After watching the trailer for “7 Days in Hell,” I thought I knew exactly what to expect from this HBO mockumentary. I was wrong.
“7 Days in Hell” is as outrageous as it gets, but it works. With a length of approximately 45 minutes, the mockumentary really achieved its main objective: to entertain and create laughs.
Aaron Williams (Andy Samberg) and Charles Poole (“Game of Thrones’ ” Kit Harington) face each other in a Wimbledon tennis match in 2001. Samberg’s Williams was adopted and trained by Venus and Serena’s dad Richard.
Poole is raised by an obsessive mother who only cares for his success and nothing else.
The mockumentary is driven by many cameos of actual sports celebrities like Serena Williams, John McEnroe and Jim Lampley. This cameos help create an atmosphere of veracity and gives the show a feeling of legitimacy.
When William’s and Poole’s career reach a professional level, they are assigned to play each other in their opening debut of the 2001 Wimbledon. Besides of both being really talented, luck, stamina, mental games and outside situations play a part in this outrageous match, which is extended more than it ever should had.
The story follows both William’s and Poole’s origins.
Williams is a overconfident goofy looking athlete that has no sense of style and was very close of conquering the Wimbledon a few years before.
Poole is an upcoming talent who is expected to win it all and it’s the only athlete representing England in this tournament.
Emphasizing in several sport related stereotypes and clichés the show goes intertwining the characters with press conferences and interviews both before and after the match.

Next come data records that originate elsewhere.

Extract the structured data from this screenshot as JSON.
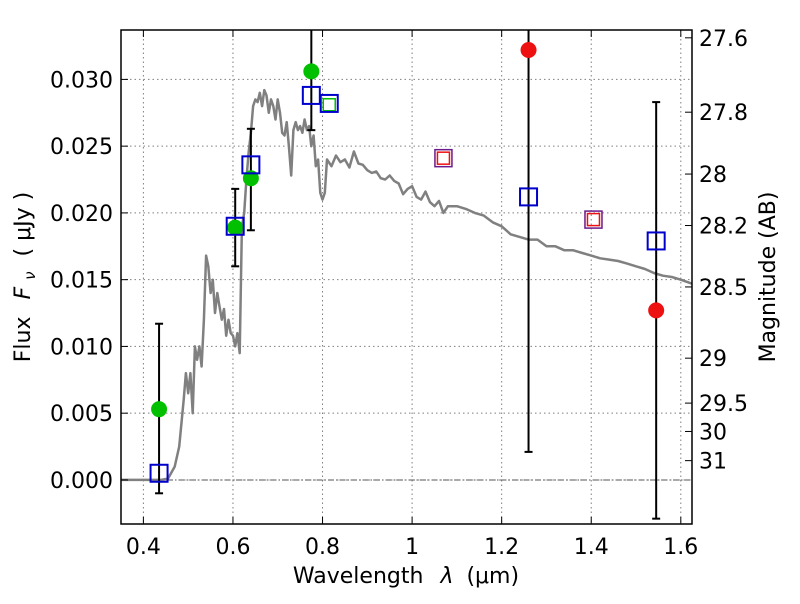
{
  "chart_data": {
    "type": "scatter",
    "title": "",
    "xlabel": "Wavelength",
    "xlabel_symbol": "λ",
    "xlabel_unit": "(μm)",
    "ylabel": "Flux",
    "ylabel_symbol": "F",
    "ylabel_sub": "ν",
    "ylabel_unit": "( μJy )",
    "y2label": "Magnitude (AB)",
    "xlim": [
      0.35,
      1.625
    ],
    "ylim": [
      -0.0033,
      0.0337
    ],
    "grid": true,
    "grid_style": "dotted",
    "x_ticks": [
      {
        "value": 0.4,
        "label": "0.4"
      },
      {
        "value": 0.6,
        "label": "0.6"
      },
      {
        "value": 0.8,
        "label": "0.8"
      },
      {
        "value": 1.0,
        "label": "1"
      },
      {
        "value": 1.2,
        "label": "1.2"
      },
      {
        "value": 1.4,
        "label": "1.4"
      },
      {
        "value": 1.6,
        "label": "1.6"
      }
    ],
    "y_ticks": [
      {
        "value": 0.0,
        "label": "0.000"
      },
      {
        "value": 0.005,
        "label": "0.005"
      },
      {
        "value": 0.01,
        "label": "0.010"
      },
      {
        "value": 0.015,
        "label": "0.015"
      },
      {
        "value": 0.02,
        "label": "0.020"
      },
      {
        "value": 0.025,
        "label": "0.025"
      },
      {
        "value": 0.03,
        "label": "0.030"
      }
    ],
    "mag_ticks": [
      {
        "value": 27.6,
        "label": "27.6"
      },
      {
        "value": 27.8,
        "label": "27.8"
      },
      {
        "value": 28.0,
        "label": "28"
      },
      {
        "value": 28.2,
        "label": "28.2"
      },
      {
        "value": 28.5,
        "label": "28.5"
      },
      {
        "value": 29.0,
        "label": "29"
      },
      {
        "value": 29.5,
        "label": "29.5"
      },
      {
        "value": 30.0,
        "label": "30"
      },
      {
        "value": 31.0,
        "label": "31"
      }
    ],
    "colors": {
      "model": "#808080",
      "green": "#00c000",
      "red": "#ee1111",
      "blue_box": "#0000cc",
      "errorbar": "#000000",
      "grid": "#7f7f7f",
      "inner_box_red": "#ee1111",
      "inner_box_green": "#00c000"
    },
    "model_sed": {
      "x": [
        0.35,
        0.4,
        0.44,
        0.455,
        0.47,
        0.48,
        0.49,
        0.495,
        0.5,
        0.505,
        0.51,
        0.515,
        0.52,
        0.525,
        0.53,
        0.535,
        0.54,
        0.545,
        0.55,
        0.555,
        0.56,
        0.565,
        0.57,
        0.575,
        0.58,
        0.585,
        0.59,
        0.595,
        0.6,
        0.605,
        0.61,
        0.615,
        0.62,
        0.625,
        0.63,
        0.635,
        0.64,
        0.645,
        0.65,
        0.655,
        0.66,
        0.665,
        0.67,
        0.675,
        0.68,
        0.685,
        0.69,
        0.695,
        0.7,
        0.705,
        0.71,
        0.715,
        0.72,
        0.725,
        0.73,
        0.735,
        0.74,
        0.745,
        0.75,
        0.755,
        0.76,
        0.765,
        0.77,
        0.775,
        0.78,
        0.785,
        0.79,
        0.795,
        0.8,
        0.805,
        0.81,
        0.82,
        0.83,
        0.84,
        0.85,
        0.86,
        0.87,
        0.88,
        0.89,
        0.9,
        0.91,
        0.92,
        0.93,
        0.94,
        0.95,
        0.96,
        0.97,
        0.98,
        0.99,
        1.0,
        1.01,
        1.02,
        1.03,
        1.04,
        1.05,
        1.06,
        1.07,
        1.08,
        1.1,
        1.12,
        1.14,
        1.16,
        1.18,
        1.2,
        1.22,
        1.24,
        1.26,
        1.28,
        1.3,
        1.32,
        1.34,
        1.36,
        1.38,
        1.4,
        1.42,
        1.44,
        1.46,
        1.48,
        1.5,
        1.52,
        1.54,
        1.56,
        1.58,
        1.6,
        1.625
      ],
      "y": [
        0.0,
        0.0,
        0.0,
        0.0001,
        0.001,
        0.0025,
        0.006,
        0.008,
        0.0065,
        0.008,
        0.005,
        0.01,
        0.009,
        0.01,
        0.0085,
        0.012,
        0.0168,
        0.016,
        0.014,
        0.015,
        0.0125,
        0.014,
        0.013,
        0.012,
        0.0128,
        0.0108,
        0.012,
        0.011,
        0.0108,
        0.01,
        0.011,
        0.0095,
        0.019,
        0.02,
        0.0225,
        0.0245,
        0.026,
        0.028,
        0.0285,
        0.0283,
        0.029,
        0.028,
        0.0292,
        0.0288,
        0.0275,
        0.0285,
        0.028,
        0.027,
        0.0285,
        0.0275,
        0.026,
        0.0258,
        0.0268,
        0.025,
        0.0228,
        0.0262,
        0.0268,
        0.0262,
        0.0265,
        0.026,
        0.027,
        0.0262,
        0.0265,
        0.025,
        0.0258,
        0.0235,
        0.024,
        0.0215,
        0.021,
        0.0215,
        0.024,
        0.0235,
        0.0243,
        0.0238,
        0.024,
        0.0234,
        0.0246,
        0.0237,
        0.0236,
        0.0232,
        0.023,
        0.0231,
        0.0226,
        0.0225,
        0.0228,
        0.0224,
        0.0222,
        0.0214,
        0.0218,
        0.022,
        0.0212,
        0.021,
        0.0216,
        0.0208,
        0.0205,
        0.0209,
        0.02,
        0.0205,
        0.0205,
        0.0203,
        0.02,
        0.0198,
        0.0193,
        0.019,
        0.0184,
        0.0182,
        0.018,
        0.018,
        0.0175,
        0.0175,
        0.0172,
        0.0172,
        0.017,
        0.0168,
        0.0166,
        0.0165,
        0.0164,
        0.0162,
        0.016,
        0.0158,
        0.0155,
        0.0153,
        0.0152,
        0.015,
        0.0147
      ]
    },
    "errorbars": [
      {
        "x": 0.435,
        "low": -0.001,
        "high": 0.0117
      },
      {
        "x": 0.605,
        "low": 0.016,
        "high": 0.0218
      },
      {
        "x": 0.64,
        "low": 0.0187,
        "high": 0.0263
      },
      {
        "x": 0.775,
        "low": 0.0262,
        "high": 0.034
      },
      {
        "x": 1.26,
        "low": 0.0021,
        "high": 0.034
      },
      {
        "x": 1.545,
        "low": -0.0029,
        "high": 0.0283
      }
    ],
    "green_points": [
      {
        "x": 0.435,
        "y": 0.0053
      },
      {
        "x": 0.605,
        "y": 0.0189
      },
      {
        "x": 0.64,
        "y": 0.0226
      },
      {
        "x": 0.775,
        "y": 0.0306
      }
    ],
    "red_points": [
      {
        "x": 1.26,
        "y": 0.0322
      },
      {
        "x": 1.545,
        "y": 0.0127
      }
    ],
    "blue_boxes": [
      {
        "x": 0.435,
        "y": 0.0005
      },
      {
        "x": 0.605,
        "y": 0.019
      },
      {
        "x": 0.64,
        "y": 0.0236
      },
      {
        "x": 0.775,
        "y": 0.0288
      },
      {
        "x": 0.815,
        "y": 0.0282
      },
      {
        "x": 1.26,
        "y": 0.0212
      },
      {
        "x": 1.545,
        "y": 0.0179
      }
    ],
    "inner_boxes": [
      {
        "x": 0.815,
        "y": 0.0281,
        "color": "green"
      },
      {
        "x": 1.07,
        "y": 0.0241,
        "color": "red"
      },
      {
        "x": 1.405,
        "y": 0.0195,
        "color": "red"
      }
    ],
    "purple_boxes": [
      {
        "x": 1.07,
        "y": 0.0241
      },
      {
        "x": 1.405,
        "y": 0.0195
      }
    ]
  }
}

And with commentaries from several familiar faces.
The show bases itself in crude humor and explicit scenes that some if not many might find inappropriate. However they do crack out a few if not many laughs.
The humor in this mockumentary is not innovative. Sacha Baron Cohen has done a few times before with movie length pieces like Borat and Brüno but the cameos mentioned before give it a different feeling.
“It would have been incredibly tragic, if these were football players or basketball players, but it was tennis players, who cares?” says Jim Lampley just as the film is about to end.
Fans of the sport might be outraged by “7 Days in Hell,” but the mockumentary takes it so far that even the most avid fan will find a laugh at the exaggerated events that drive this production.